Buradasınız
UİD-DER İSGK İşçilerle Buluşmaya Devam Ediyor
İş kazaları dur durak bilmiyor. Her ay ortalama 100 işçi iş cinayetlerinde yaşamını yitiriyor, binlercesi sakatlanıyor, meslek hastalıklarına yakalanıyor. İşçilerin en yakıcı sorunlarına eğilen UİD-DER, bu sorunun çözümü için canla başla çalışıyor.
“İş Kazaları Kader Değildir, İşçi Ölümlerini Durduralım!” adlı kampanya ile UİD-DER, işçilerin desteğini alıyor ve işçileri bu talep etrafında bir araya getiriyor. İşte bu bağlamda UİD-DER İşçi Sağlığı ve Güvenliği Komitesi bir dizi sokak etkinliği organize ediyor. 25 Ağustos Pazar günü UİD-DER İSGK, Gebze Eski Çarşı’da sokak etkinliği düzenleyerek işçilerle buluştu. Metal, petrokimya, sağlık, maden, inşaat, taşımacılık, dokuma ve daha pek çok sektörde çalışan işçiler kampanyaya sahip çıkıp, yoğun ilgi gösterdiler.

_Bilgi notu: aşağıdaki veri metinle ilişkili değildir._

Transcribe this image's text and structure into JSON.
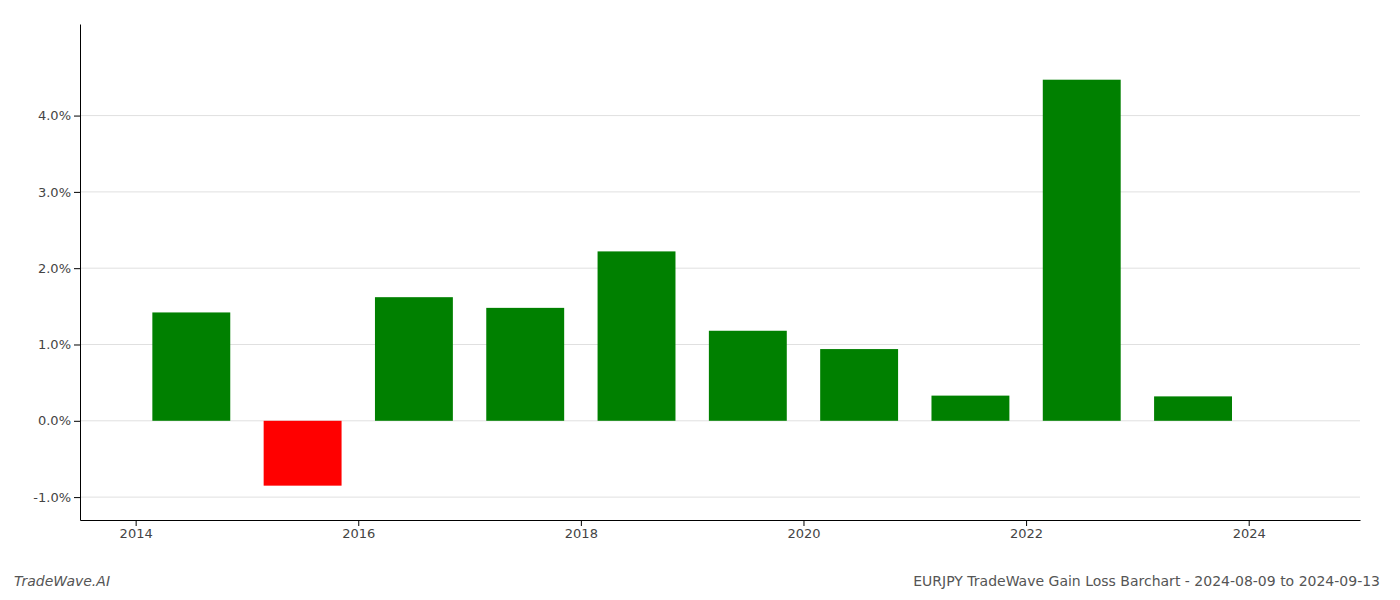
{
  "chart_data": {
    "type": "bar",
    "title": "EURJPY TradeWave Gain Loss Barchart - 2024-08-09 to 2024-09-13",
    "annotations": [
      "TradeWave.AI"
    ],
    "x": [
      2014.5,
      2015.5,
      2016.5,
      2017.5,
      2018.5,
      2019.5,
      2020.5,
      2021.5,
      2022.5,
      2023.5
    ],
    "values": [
      0.0142,
      -0.0085,
      0.0162,
      0.0148,
      0.0222,
      0.0118,
      0.0094,
      0.0033,
      0.0447,
      0.0032
    ],
    "colors": [
      "#008000",
      "#ff0000",
      "#008000",
      "#008000",
      "#008000",
      "#008000",
      "#008000",
      "#008000",
      "#008000",
      "#008000"
    ],
    "xlim": [
      2013.5,
      2025.0
    ],
    "xticks": [
      2014,
      2016,
      2018,
      2020,
      2022,
      2024
    ],
    "ylim": [
      -0.013,
      0.052
    ],
    "yticks": [
      {
        "value": -0.01,
        "label": "-1.0%"
      },
      {
        "value": 0.0,
        "label": "0.0%"
      },
      {
        "value": 0.01,
        "label": "1.0%"
      },
      {
        "value": 0.02,
        "label": "2.0%"
      },
      {
        "value": 0.03,
        "label": "3.0%"
      },
      {
        "value": 0.04,
        "label": "4.0%"
      }
    ],
    "grid": true
  }
}
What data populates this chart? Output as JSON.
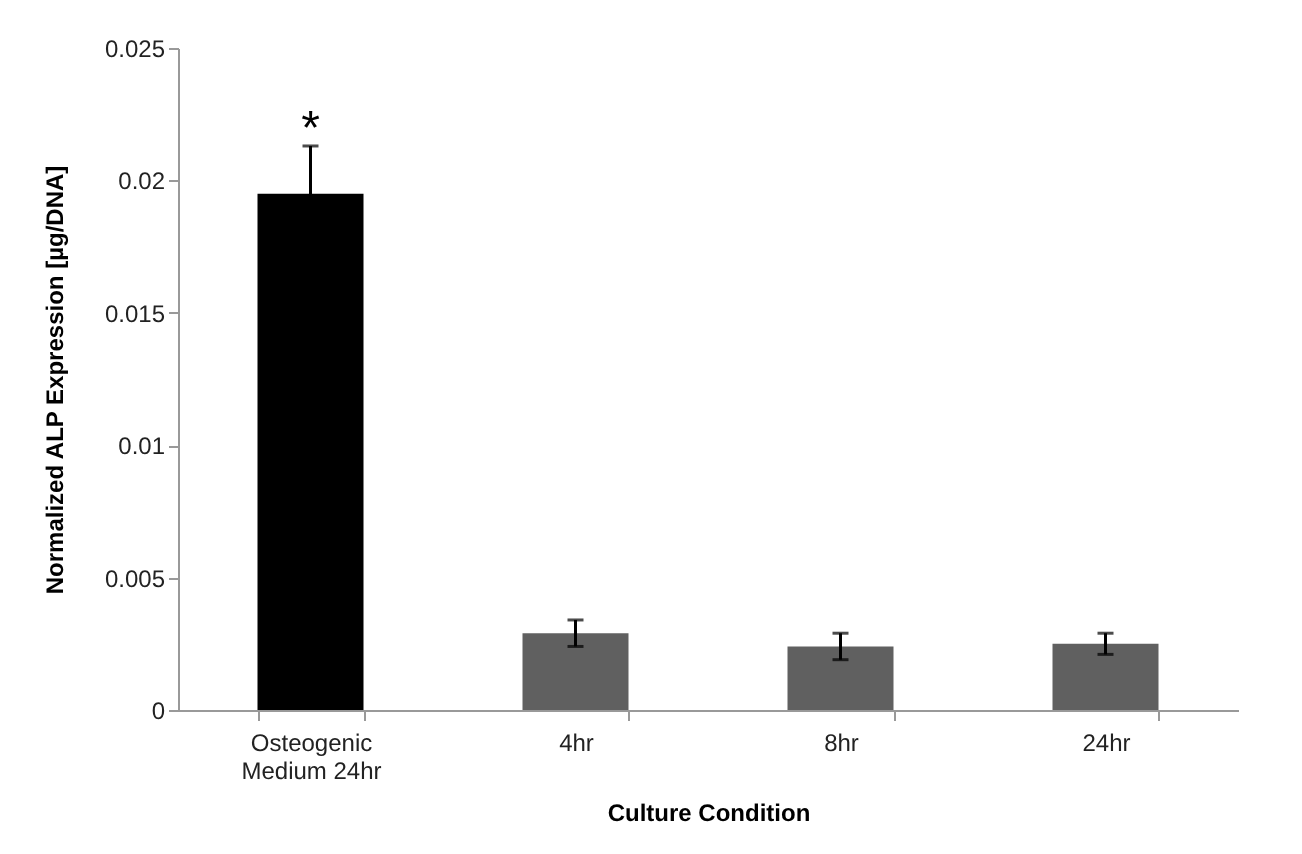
{
  "chart_data": {
    "type": "bar",
    "xlabel": "Culture Condition",
    "ylabel": "Normalized ALP Expression [µg/DNA]",
    "categories": [
      "Osteogenic Medium 24hr",
      "4hr",
      "8hr",
      "24hr"
    ],
    "values": [
      0.0195,
      0.0029,
      0.0024,
      0.0025
    ],
    "errors": [
      0.0018,
      0.0005,
      0.0005,
      0.0004
    ],
    "colors": [
      "#000000",
      "#606060",
      "#606060",
      "#606060"
    ],
    "ylim": [
      0,
      0.025
    ],
    "yticks": [
      0,
      0.005,
      0.01,
      0.015,
      0.02,
      0.025
    ],
    "grid": false,
    "legend": false,
    "annotations": [
      "*"
    ]
  }
}
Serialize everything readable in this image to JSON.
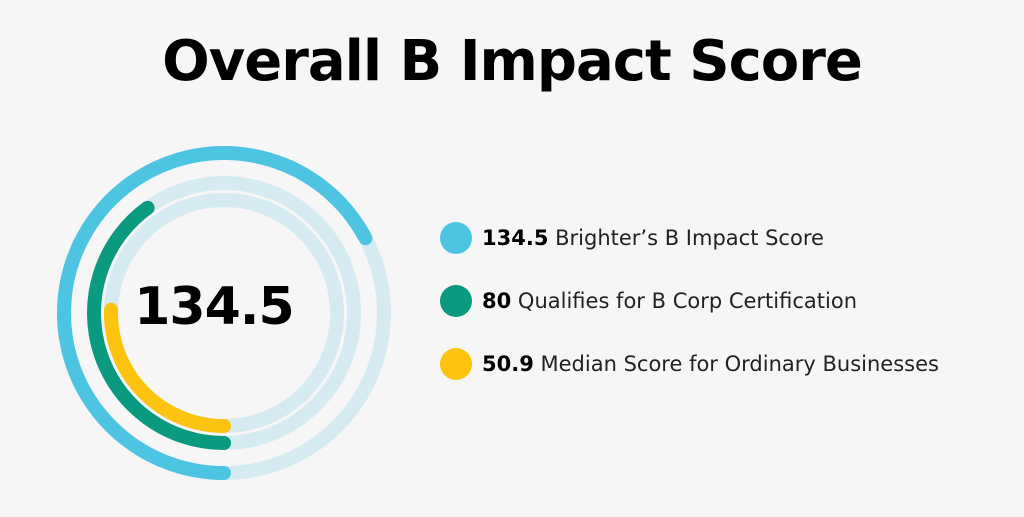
{
  "title": "Overall B Impact Score",
  "colors": {
    "background": "#f6f6f6",
    "track": "#d6ebf1",
    "brighter": "#4ec4e3",
    "qualifies": "#0a9a80",
    "median": "#fcc40f"
  },
  "chart_data": {
    "type": "radial-bar",
    "title": "Overall B Impact Score",
    "center_label": "134.5",
    "series": [
      {
        "name": "Brighter’s B Impact Score",
        "value": 134.5,
        "value_label": "134.5",
        "color": "#4ec4e3"
      },
      {
        "name": "Qualifies for B Corp Certification",
        "value": 80,
        "value_label": "80",
        "color": "#0a9a80"
      },
      {
        "name": "Median Score for Ordinary Businesses",
        "value": 50.9,
        "value_label": "50.9",
        "color": "#fcc40f"
      }
    ],
    "legend_position": "right"
  }
}
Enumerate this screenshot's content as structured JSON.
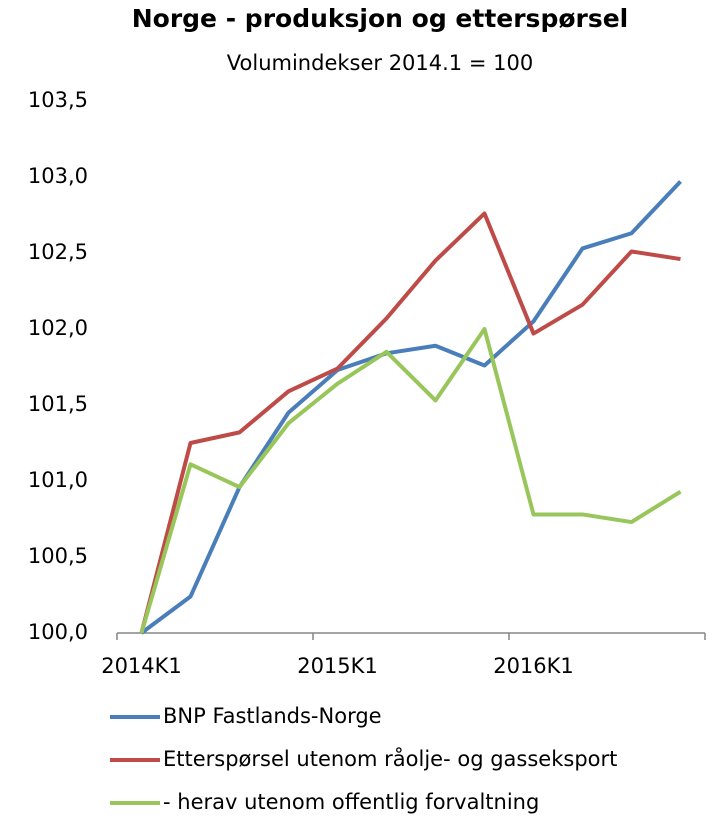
{
  "chart_data": {
    "type": "line",
    "title": "Norge - produksjon og etterspørsel",
    "subtitle": "Volumindekser 2014.1 = 100",
    "categories": [
      "2014K1",
      null,
      null,
      null,
      "2015K1",
      null,
      null,
      null,
      "2016K1",
      null,
      null,
      null
    ],
    "series": [
      {
        "name": "BNP Fastlands-Norge",
        "color": "#4a7ebb",
        "values": [
          100,
          100.24,
          100.96,
          101.45,
          101.73,
          101.84,
          101.89,
          101.76,
          102.05,
          102.53,
          102.63,
          102.97
        ]
      },
      {
        "name": "Etterspørsel utenom råolje- og gasseksport",
        "color": "#be4b48",
        "values": [
          100,
          101.25,
          101.32,
          101.59,
          101.74,
          102.07,
          102.45,
          102.76,
          101.97,
          102.16,
          102.51,
          102.46
        ]
      },
      {
        "name": "- herav utenom offentlig forvaltning",
        "color": "#98c65a",
        "values": [
          100,
          101.11,
          100.96,
          101.38,
          101.64,
          101.85,
          101.53,
          102.0,
          100.78,
          100.78,
          100.73,
          100.93
        ]
      }
    ],
    "ylim": [
      100,
      103.5
    ],
    "yticks": [
      {
        "value": 100,
        "label": "100,0"
      },
      {
        "value": 100.5,
        "label": "100,5"
      },
      {
        "value": 101,
        "label": "101,0"
      },
      {
        "value": 101.5,
        "label": "101,5"
      },
      {
        "value": 102,
        "label": "102,0"
      },
      {
        "value": 102.5,
        "label": "102,5"
      },
      {
        "value": 103,
        "label": "103,0"
      },
      {
        "value": 103.5,
        "label": "103,5"
      }
    ],
    "grid": false,
    "legend": "bottom"
  }
}
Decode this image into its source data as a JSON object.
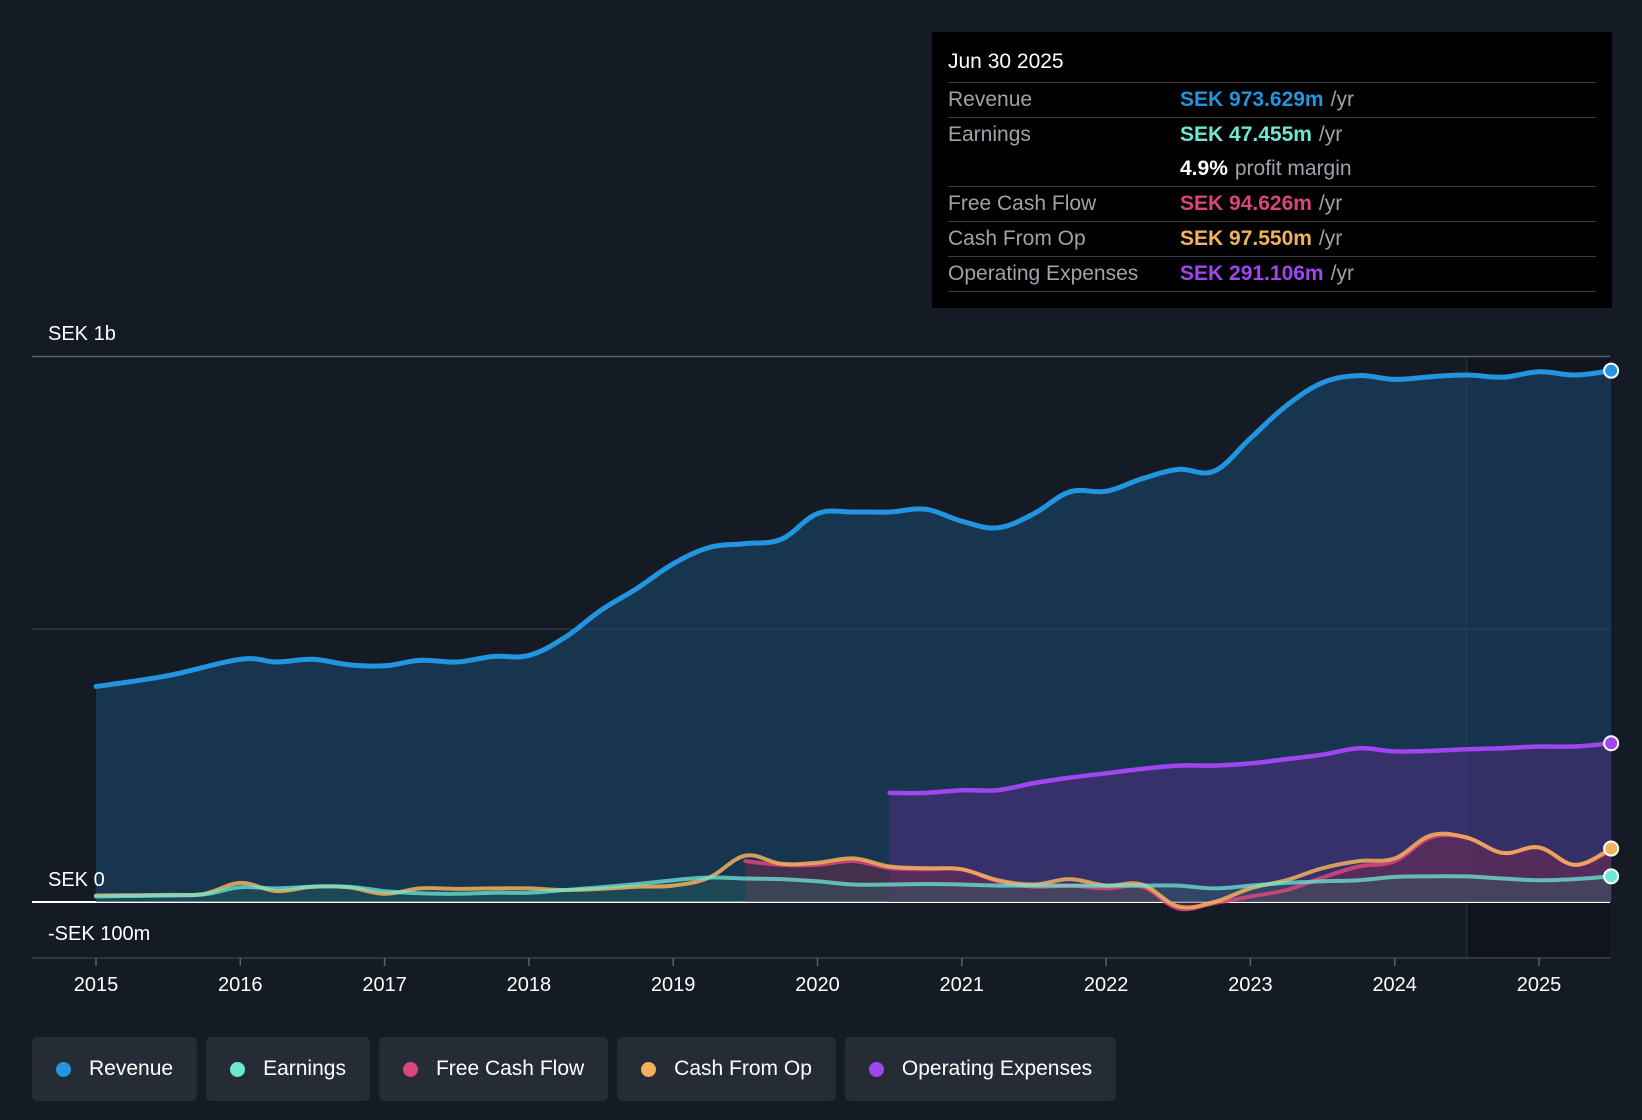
{
  "tooltip": {
    "date": "Jun 30 2025",
    "rows": {
      "revenue": {
        "label": "Revenue",
        "value": "SEK 973.629m",
        "unit": "/yr",
        "color": "#2394df"
      },
      "earnings": {
        "label": "Earnings",
        "value": "SEK 47.455m",
        "unit": "/yr",
        "color": "#6ee8d4"
      },
      "profit_margin": {
        "value": "4.9%",
        "text": "profit margin"
      },
      "fcf": {
        "label": "Free Cash Flow",
        "value": "SEK 94.626m",
        "unit": "/yr",
        "color": "#d9467c"
      },
      "cfo": {
        "label": "Cash From Op",
        "value": "SEK 97.550m",
        "unit": "/yr",
        "color": "#f2b25c"
      },
      "opex": {
        "label": "Operating Expenses",
        "value": "SEK 291.106m",
        "unit": "/yr",
        "color": "#a046ee"
      }
    }
  },
  "legend": [
    {
      "label": "Revenue",
      "color": "#2394df"
    },
    {
      "label": "Earnings",
      "color": "#6ee8d4"
    },
    {
      "label": "Free Cash Flow",
      "color": "#d9467c"
    },
    {
      "label": "Cash From Op",
      "color": "#f2b25c"
    },
    {
      "label": "Operating Expenses",
      "color": "#a046ee"
    }
  ],
  "chart_data": {
    "type": "area",
    "title": "",
    "xlabel": "",
    "ylabel": "",
    "y_axis_labels": {
      "top": "SEK 1b",
      "zero": "SEK 0",
      "bottom": "-SEK 100m"
    },
    "ylim": [
      -100,
      1000
    ],
    "xlim": [
      2015.0,
      2025.5
    ],
    "x_ticks": [
      "2015",
      "2016",
      "2017",
      "2018",
      "2019",
      "2020",
      "2021",
      "2022",
      "2023",
      "2024",
      "2025"
    ],
    "grid": true,
    "forecast_shading_start": 2024.5,
    "series": [
      {
        "name": "Revenue",
        "color": "#2394df",
        "fill": true,
        "x": [
          2015.0,
          2015.5,
          2016.0,
          2016.25,
          2016.5,
          2016.75,
          2017.0,
          2017.25,
          2017.5,
          2017.75,
          2018.0,
          2018.25,
          2018.5,
          2018.75,
          2019.0,
          2019.25,
          2019.5,
          2019.75,
          2020.0,
          2020.25,
          2020.5,
          2020.75,
          2021.0,
          2021.25,
          2021.5,
          2021.75,
          2022.0,
          2022.25,
          2022.5,
          2022.75,
          2023.0,
          2023.25,
          2023.5,
          2023.75,
          2024.0,
          2024.25,
          2024.5,
          2024.75,
          2025.0,
          2025.25,
          2025.5
        ],
        "values": [
          395,
          415,
          445,
          440,
          445,
          435,
          433,
          443,
          440,
          450,
          452,
          485,
          535,
          575,
          620,
          650,
          657,
          665,
          712,
          715,
          715,
          720,
          698,
          686,
          712,
          752,
          753,
          776,
          793,
          790,
          850,
          910,
          952,
          965,
          958,
          963,
          966,
          962,
          972,
          966,
          974
        ]
      },
      {
        "name": "Operating Expenses",
        "color": "#a046ee",
        "fill": true,
        "x": [
          2020.5,
          2020.75,
          2021.0,
          2021.25,
          2021.5,
          2021.75,
          2022.0,
          2022.25,
          2022.5,
          2022.75,
          2023.0,
          2023.25,
          2023.5,
          2023.75,
          2024.0,
          2024.25,
          2024.5,
          2024.75,
          2025.0,
          2025.25,
          2025.5
        ],
        "values": [
          200,
          200,
          205,
          205,
          218,
          228,
          236,
          244,
          250,
          250,
          254,
          262,
          270,
          282,
          276,
          277,
          280,
          282,
          285,
          285,
          291
        ]
      },
      {
        "name": "Free Cash Flow",
        "color": "#d9467c",
        "fill": true,
        "x": [
          2019.5,
          2019.75,
          2020.0,
          2020.25,
          2020.5,
          2020.75,
          2021.0,
          2021.25,
          2021.5,
          2021.75,
          2022.0,
          2022.25,
          2022.5,
          2022.75,
          2023.0,
          2023.25,
          2023.5,
          2023.75,
          2024.0,
          2024.25,
          2024.5,
          2024.75,
          2025.0,
          2025.25,
          2025.5
        ],
        "values": [
          75,
          68,
          68,
          75,
          62,
          60,
          60,
          38,
          28,
          30,
          25,
          28,
          -12,
          -2,
          10,
          22,
          45,
          65,
          75,
          118,
          118,
          90,
          100,
          68,
          95
        ]
      },
      {
        "name": "Cash From Op",
        "color": "#f2b25c",
        "fill": false,
        "x": [
          2015.0,
          2015.5,
          2015.75,
          2016.0,
          2016.25,
          2016.5,
          2016.75,
          2017.0,
          2017.25,
          2017.5,
          2017.75,
          2018.0,
          2018.25,
          2018.5,
          2018.75,
          2019.0,
          2019.25,
          2019.5,
          2019.75,
          2020.0,
          2020.25,
          2020.5,
          2020.75,
          2021.0,
          2021.25,
          2021.5,
          2021.75,
          2022.0,
          2022.25,
          2022.5,
          2022.75,
          2023.0,
          2023.25,
          2023.5,
          2023.75,
          2024.0,
          2024.25,
          2024.5,
          2024.75,
          2025.0,
          2025.25,
          2025.5
        ],
        "values": [
          12,
          13,
          15,
          35,
          20,
          28,
          27,
          15,
          25,
          24,
          25,
          25,
          22,
          24,
          28,
          30,
          45,
          85,
          70,
          72,
          80,
          65,
          62,
          60,
          40,
          32,
          42,
          30,
          32,
          -8,
          0,
          25,
          40,
          62,
          75,
          80,
          122,
          118,
          90,
          100,
          68,
          98
        ]
      },
      {
        "name": "Earnings",
        "color": "#6ee8d4",
        "fill": true,
        "x": [
          2015.0,
          2015.5,
          2015.75,
          2016.0,
          2016.25,
          2016.5,
          2016.75,
          2017.0,
          2017.25,
          2017.5,
          2017.75,
          2018.0,
          2018.25,
          2018.5,
          2018.75,
          2019.0,
          2019.25,
          2019.5,
          2019.75,
          2020.0,
          2020.25,
          2020.5,
          2020.75,
          2021.0,
          2021.25,
          2021.5,
          2021.75,
          2022.0,
          2022.25,
          2022.5,
          2022.75,
          2023.0,
          2023.25,
          2023.5,
          2023.75,
          2024.0,
          2024.25,
          2024.5,
          2024.75,
          2025.0,
          2025.25,
          2025.5
        ],
        "values": [
          10,
          12,
          14,
          27,
          25,
          28,
          28,
          20,
          16,
          15,
          17,
          17,
          22,
          27,
          33,
          40,
          45,
          43,
          42,
          38,
          32,
          32,
          33,
          32,
          30,
          30,
          30,
          30,
          30,
          30,
          25,
          30,
          35,
          38,
          40,
          46,
          47,
          47,
          43,
          40,
          42,
          47
        ]
      }
    ],
    "end_markers": [
      {
        "series": "Revenue",
        "value": 974
      },
      {
        "series": "Operating Expenses",
        "value": 291
      },
      {
        "series": "Cash From Op",
        "value": 98
      },
      {
        "series": "Earnings",
        "value": 47
      }
    ]
  }
}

Resim Sergisi: Bakmadan Geçme!
Gebze çok büyük bir sanayi kenti ve her gün çok sayıda iş kazası yaşanıyor. Her işçi iş kazalarıyla bir biçimde karşılaşıyor, ya kendisi ya arkadaşı ya ailesinin içinden mutlaka iş kazası yaşayan birileri bulunuyor. UİD-DER İşçi Sağlığı ve Güvenliği Komitesi, sokak etkinliğinde bu sorunun ne kadar can yakıcı olduğunu gösterebilmek için bir resim sergisi açtı. Sergide, iş kazalarında ellerini kaybetmiş işçilerin resimleri, büyük bir patlamayla vücudunun tamamı yanmış işçilerin resimleri, makinenin dişlileri arasında feci şekilde can vermiş işçilerin resimleri vardı. İşçiler bu resim sergisine bakmadan geçmediler. Kendileri gibi işçi olan bu resimdeki işçi kardeşlerine bakanlar yaşananlara lanet okudular.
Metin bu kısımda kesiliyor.